The Prisoner’s Dilemma is a contrived game popular among mathematicians, used to model aspects of cooperation or conflict between individuals.

A False Dilemma is the presentation of two alternatives as being absolute and exclusive.

I think that we frequently become prisoners of false dilemmas.

We have a tendency to categorize people.  We like to put people in nice little boxes.  Often these boxes represent a binary Either/Or choice.  You are ‘liberal’ or ‘conservative’.  You are ‘christian’ or ‘atheist’.  You are ‘Mac’ or ‘PC’.

The danger of these labels is that they frequently represent a false dilemma: they assume that there are only two options, and that these options are mutually exclusive.

Perhaps you live in Northern Ireland, and it’s assumed that you’re either Protestant or Catholic.  But maybe you’re neither?  Maybe your agnostic, or Hindu?  Or maybe you consider yourself part of the ‘catholic‘ (or universal) church, yet still feel there are church practices that need to be protested?  Or perhaps you consider yourself a ‘Protestant’, but don’t really feel like protesting all that much?

Or take political labels.  All too often I see political dialog reduced to a polarised conservative-liberal axis, as if there are only two possible stances on any political issue.  But what if we want to be both?  Maybe want to be conservative, in that I think there are many good things that should be conserved, or preserved.  And yet at the same time maybe I like the idea of being generous, which is after all a synonym for liberal.

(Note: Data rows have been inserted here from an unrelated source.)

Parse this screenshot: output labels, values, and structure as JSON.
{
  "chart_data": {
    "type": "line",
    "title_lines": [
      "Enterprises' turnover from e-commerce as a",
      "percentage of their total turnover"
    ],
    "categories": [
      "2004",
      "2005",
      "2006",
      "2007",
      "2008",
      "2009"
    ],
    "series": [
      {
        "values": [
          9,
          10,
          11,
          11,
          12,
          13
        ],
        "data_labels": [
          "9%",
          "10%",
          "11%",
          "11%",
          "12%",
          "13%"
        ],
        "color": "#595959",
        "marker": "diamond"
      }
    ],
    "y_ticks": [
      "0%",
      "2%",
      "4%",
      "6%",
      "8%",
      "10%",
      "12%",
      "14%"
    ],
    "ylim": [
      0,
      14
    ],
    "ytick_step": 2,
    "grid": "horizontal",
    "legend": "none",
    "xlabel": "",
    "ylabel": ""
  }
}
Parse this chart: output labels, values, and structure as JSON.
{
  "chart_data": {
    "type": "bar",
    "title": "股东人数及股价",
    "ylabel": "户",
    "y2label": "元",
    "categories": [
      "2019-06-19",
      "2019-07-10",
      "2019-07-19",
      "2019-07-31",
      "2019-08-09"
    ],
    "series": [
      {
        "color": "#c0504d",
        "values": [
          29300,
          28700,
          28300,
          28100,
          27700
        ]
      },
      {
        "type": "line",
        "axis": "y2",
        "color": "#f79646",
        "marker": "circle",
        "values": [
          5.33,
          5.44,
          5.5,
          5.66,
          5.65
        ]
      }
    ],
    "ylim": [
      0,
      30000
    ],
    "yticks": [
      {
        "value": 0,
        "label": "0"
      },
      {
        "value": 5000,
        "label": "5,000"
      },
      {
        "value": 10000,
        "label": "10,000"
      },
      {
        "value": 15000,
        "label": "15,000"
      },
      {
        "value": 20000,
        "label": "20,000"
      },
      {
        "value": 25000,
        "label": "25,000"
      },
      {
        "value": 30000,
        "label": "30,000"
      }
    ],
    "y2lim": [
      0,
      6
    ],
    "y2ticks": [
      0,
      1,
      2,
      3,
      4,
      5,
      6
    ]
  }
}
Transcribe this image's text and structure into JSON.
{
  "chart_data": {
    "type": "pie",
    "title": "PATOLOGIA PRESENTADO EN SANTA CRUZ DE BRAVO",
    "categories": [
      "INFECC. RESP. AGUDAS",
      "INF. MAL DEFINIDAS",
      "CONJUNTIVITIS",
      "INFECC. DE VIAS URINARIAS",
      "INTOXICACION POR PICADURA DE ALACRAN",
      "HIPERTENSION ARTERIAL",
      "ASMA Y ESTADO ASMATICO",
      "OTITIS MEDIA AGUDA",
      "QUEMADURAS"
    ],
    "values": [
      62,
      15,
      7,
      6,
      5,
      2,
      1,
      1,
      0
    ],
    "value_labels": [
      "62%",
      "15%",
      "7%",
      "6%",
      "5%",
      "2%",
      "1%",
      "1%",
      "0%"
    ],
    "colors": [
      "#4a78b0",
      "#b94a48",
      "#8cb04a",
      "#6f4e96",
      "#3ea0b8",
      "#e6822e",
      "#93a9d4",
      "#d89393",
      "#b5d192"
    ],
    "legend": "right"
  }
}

Is it possible to transcend these labels?

Perhaps I can be a skeptic and a believer.  Maybe trust and curiosity can walk hand in hand.

Maybe I can be a Christian and a secularist.   What if I have strongly held religious convictions and yet still want to live in a society that doesn’t enforce a particular dogma, that creates space for people of all persuasions?

Fortunately, as a Canadian I live in a country where many of our discussions involve a plurality rather than a duality.  We have several viable political parties at the federal and provincial level.  Although our history has included binary contrasts such as French/English, Catholic/Protestant, we’re now a multicultural, diverse society, and as such it’s harder to lock people into small boxes.   It’s harder to see race, for example, in binary terms when your family is English-French-Norwegian-German, or your friends are Polish-Trinidadian-Canadian.

So let’s not allow ourselves to be locked in boxes.  And let’s take care not to force others into this Either/Or duality either.   Someone may disagree with you on one issue, but that doesn’t automatically put them in the ‘Other’ box, and make them your life-long opponent.

And as for me, I shall continue to proudly be a liberal, conservative,  skeptic, believing, questioning, hoping, geeky, athletic individual.

I’ll even reject the Mac/PC conflict, and happily use both, with a fair helping of Linux thrown into the mix.